Preschool is a time of rapid growth for young children. Not only are they studying letters and numbers, but they are also developing social and emotional skills—skills like making friends, sharing toys, and listening to the teacher—that they will need to succeed in school and in life.
For 20 years, EDC’s Karen Cairone
has been helping early childhood educators build social emotional learning into the school day. She is also a consulting editor for the National Association for the Education of Young Children’s Young Children Magazine
. Here, she talks about the importance of social emotional learning in the early years and why more schools are teaching these skills now.
Q: Let’s start with the basics. For preschoolers, what kinds of skills fall under the umbrella of “social emotional learning?”
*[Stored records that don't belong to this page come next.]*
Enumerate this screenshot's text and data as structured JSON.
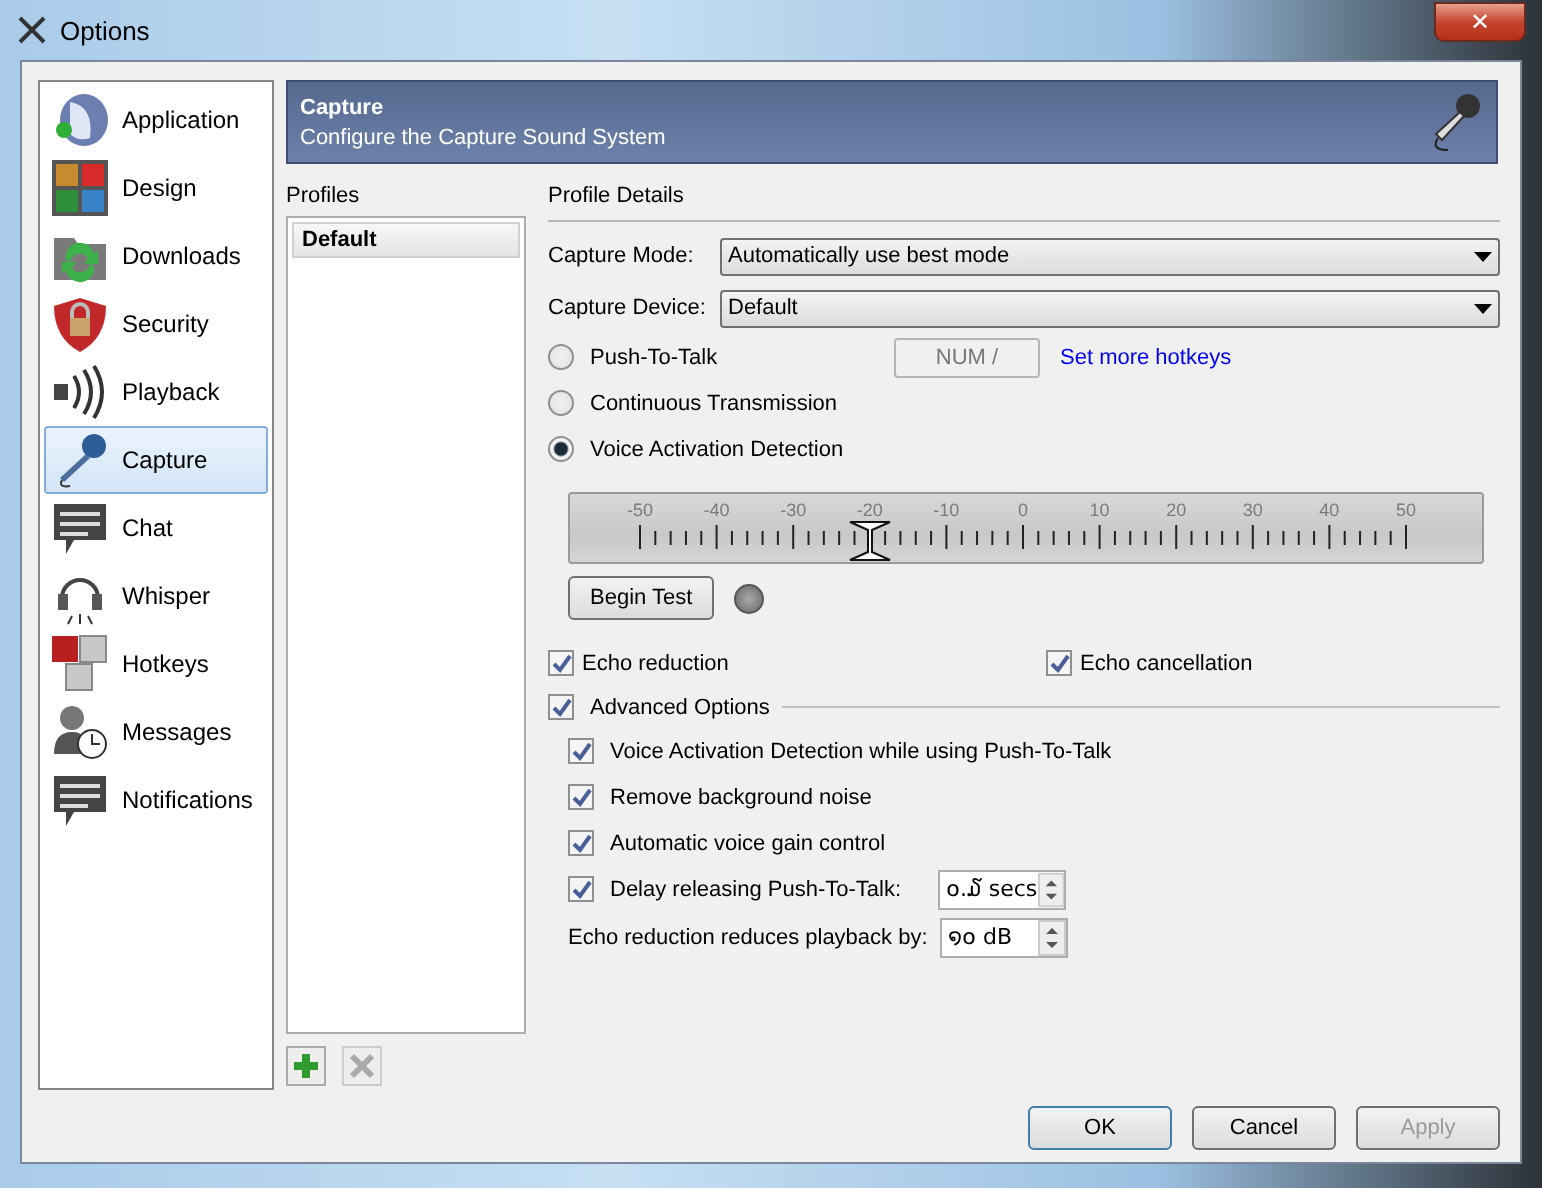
{
  "window": {
    "title": "Options",
    "close": "✕"
  },
  "sidebar": {
    "items": [
      {
        "label": "Application",
        "selected": false
      },
      {
        "label": "Design",
        "selected": false
      },
      {
        "label": "Downloads",
        "selected": false
      },
      {
        "label": "Security",
        "selected": false
      },
      {
        "label": "Playback",
        "selected": false
      },
      {
        "label": "Capture",
        "selected": true
      },
      {
        "label": "Chat",
        "selected": false
      },
      {
        "label": "Whisper",
        "selected": false
      },
      {
        "label": "Hotkeys",
        "selected": false
      },
      {
        "label": "Messages",
        "selected": false
      },
      {
        "label": "Notifications",
        "selected": false
      }
    ]
  },
  "header": {
    "title": "Capture",
    "subtitle": "Configure the Capture Sound System"
  },
  "profiles": {
    "label": "Profiles",
    "items": [
      {
        "label": "Default",
        "selected": true
      }
    ]
  },
  "details": {
    "label": "Profile Details",
    "capture_mode": {
      "label": "Capture Mode:",
      "value": "Automatically use best mode"
    },
    "capture_device": {
      "label": "Capture Device:",
      "value": "Default"
    },
    "modes": [
      {
        "label": "Push-To-Talk",
        "selected": false
      },
      {
        "label": "Continuous Transmission",
        "selected": false
      },
      {
        "label": "Voice Activation Detection",
        "selected": true
      }
    ],
    "hotkey": "NUM /",
    "hotkey_link": "Set more hotkeys",
    "threshold": {
      "ticks": [
        "-50",
        "-40",
        "-30",
        "-20",
        "-10",
        "0",
        "10",
        "20",
        "30",
        "40",
        "50"
      ],
      "level": 0.3
    },
    "begin_test": "Begin Test",
    "test_active": false,
    "echo": [
      {
        "label": "Echo reduction",
        "checked": true
      },
      {
        "label": "Echo cancellation",
        "checked": true
      }
    ],
    "advanced": {
      "label": "Advanced Options",
      "checked": true
    },
    "advanced_options": [
      {
        "label": "Voice Activation Detection while using Push-To-Talk",
        "checked": true
      },
      {
        "label": "Remove background noise",
        "checked": true
      },
      {
        "label": "Automatic voice gain control",
        "checked": true
      },
      {
        "label": "Delay releasing Push-To-Talk:",
        "checked": true,
        "value": "໐.໓ secs"
      }
    ],
    "echo_reduction": {
      "label": "Echo reduction reduces playback by:",
      "value": "໑໐ dB"
    }
  },
  "buttons": [
    {
      "label": "OK",
      "disabled": false,
      "default": true
    },
    {
      "label": "Cancel",
      "disabled": false,
      "default": false
    },
    {
      "label": "Apply",
      "disabled": true,
      "default": false
    }
  ]
}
Cairone: Generally speaking, social and emotional skills are what allow children to make friends, follow directions, and to be comfortable in a classroom. There are hundreds of social and emotional skills that teachers model and teach throughout the preschool years. But to whittle these into three main categories, I’d have to go with relationship skills, self-control/regulation, and initiative.
A lot of the work that preschool teachers do serves to bolster these skills. Relationship skills include the ability to get along with other children, make and keep friends, and enjoy playing with others. Self-regulation is all about being able to be patient, control strong emotions, and take turns. Finally, teachers look for initiative. Initiative is both a child’s ability to advocate for his or her needs, as well as his or her ability to find activities of personal interest in the classroom.
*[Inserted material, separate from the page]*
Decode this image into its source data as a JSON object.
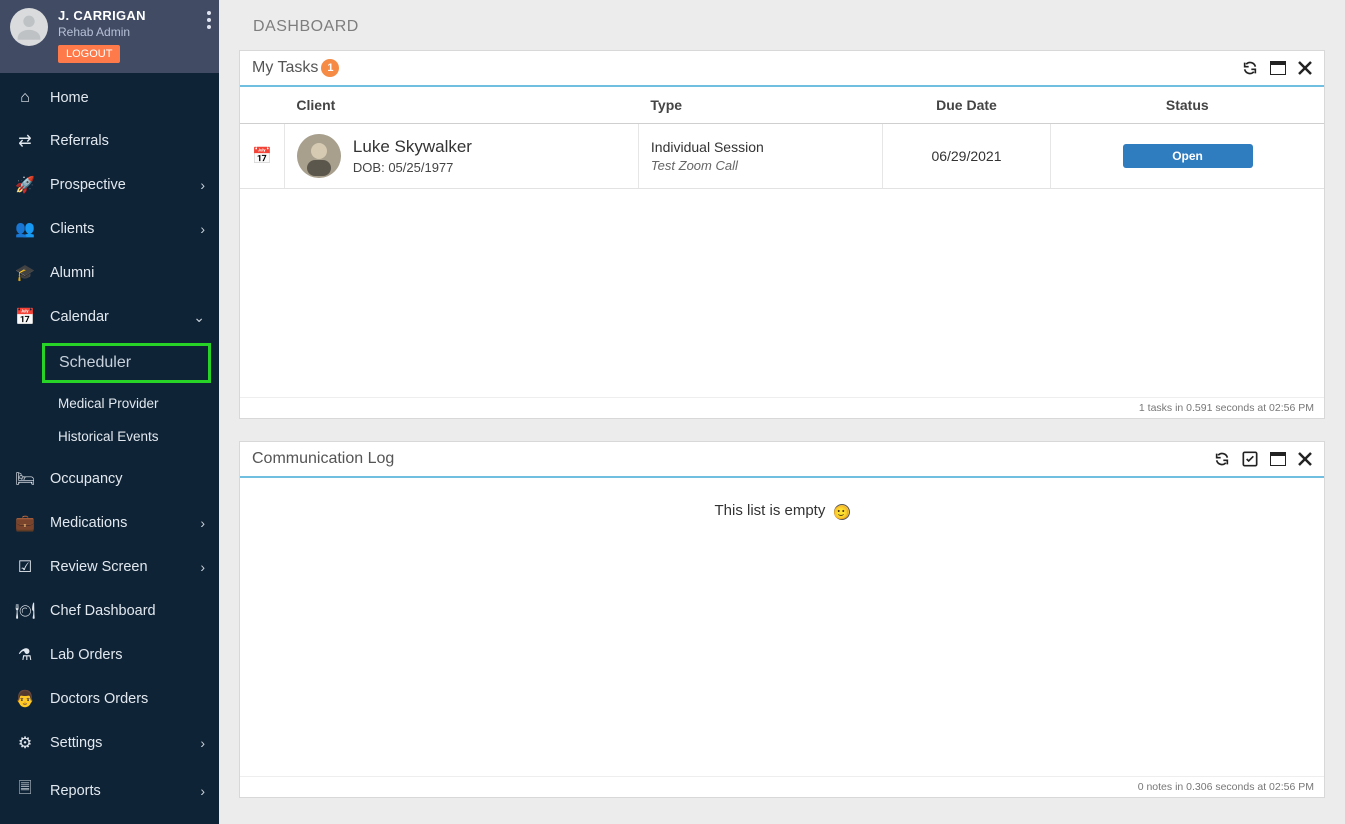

Q: Why is social emotional learning important early in life?
Cairone: These basic skills set children up for success. In order to learn a new math skill, for example, you first have to be able to focus. It’s really hard to learn if you are not comfortable paying attention and taking turns in a classroom setting!
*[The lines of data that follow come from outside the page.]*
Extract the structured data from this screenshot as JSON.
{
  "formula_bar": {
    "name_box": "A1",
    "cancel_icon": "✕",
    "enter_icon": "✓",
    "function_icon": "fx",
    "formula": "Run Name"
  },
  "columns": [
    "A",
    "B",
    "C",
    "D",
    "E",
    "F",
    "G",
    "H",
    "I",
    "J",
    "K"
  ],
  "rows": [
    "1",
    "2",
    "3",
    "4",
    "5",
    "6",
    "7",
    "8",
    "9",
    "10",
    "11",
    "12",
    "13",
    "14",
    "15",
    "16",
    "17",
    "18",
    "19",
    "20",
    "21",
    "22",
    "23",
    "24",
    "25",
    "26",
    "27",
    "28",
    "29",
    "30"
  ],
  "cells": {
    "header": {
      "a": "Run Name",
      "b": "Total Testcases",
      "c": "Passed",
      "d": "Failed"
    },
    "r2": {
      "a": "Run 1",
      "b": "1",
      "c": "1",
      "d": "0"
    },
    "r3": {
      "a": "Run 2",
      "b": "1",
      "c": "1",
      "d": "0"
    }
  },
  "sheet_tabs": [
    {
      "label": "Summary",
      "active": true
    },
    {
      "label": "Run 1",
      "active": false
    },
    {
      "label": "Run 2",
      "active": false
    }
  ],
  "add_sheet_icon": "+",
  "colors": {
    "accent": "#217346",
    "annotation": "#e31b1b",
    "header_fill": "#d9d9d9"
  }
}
Q: Shouldn’t kids learn many of these skills at home?
Cairone: Absolutely. But if you have a family that is struggling to meet basic needs—whether economic or emotional—then the parents may not be focusing too much on things like sharing and being patient at home. So it’s important for the school to teach those skills. This work is not undone when children leave the classroom; it actually gives children more skills to use at home. And in best case scenarios, you have families reinforcing and teaching these important social and emotional skills in the home environment as well.
Q: For a long time, schools seemed to emphasize academics over social emotional learning, but that seems to be changing now. Why do you think this change is occurring?
Cairone: I think it has to do with increased concern about bullying, suicide, and school violence. People are paying more attention to the importance of social emotional learning now; they are realizing that these skills matter. The goal of teaching social and emotional skills is to build students’ mental health and resilience—so that as they grow, they can adapt and handle what comes at them. Students can have a hard time if they lack these basic mental health skills.
Another reason is funding. The passage of the Every Student Succeeds Act provides opportunities to get creative about funding social emotional learning, so districts are able to take advantage of that. It’s put a bigger spotlight on social emotional learning than in the past.
Q: Is there any research that shows social emotional learning can have a positive impact on children’s lives?
Cairone: There is. Explicitly teaching social and emotional skills can help students become more resilient, which helps them deal with the effects of trauma or adverse events in their lives. These positive effects last well beyond a single school year. Some research has even shown that teaching social and emotional skills leads to better academic achievement and improved behavior.
Q: Are you encouraged by this greater focus on social emotional learning?
Cairone: Yes. Parents and educators are getting the message that these skills matter. And that message is reaching the upper grades, too. In one district I’m familiar with, every student in grades 5 through 12 is reading the book Wonder this year. It provides a common framework for teachers in the school to emphasize kindness and respect for differences. These are core social emotional values! So I think examples like this show that educators are taking social emotional learning seriously. It’s an uplifting trend.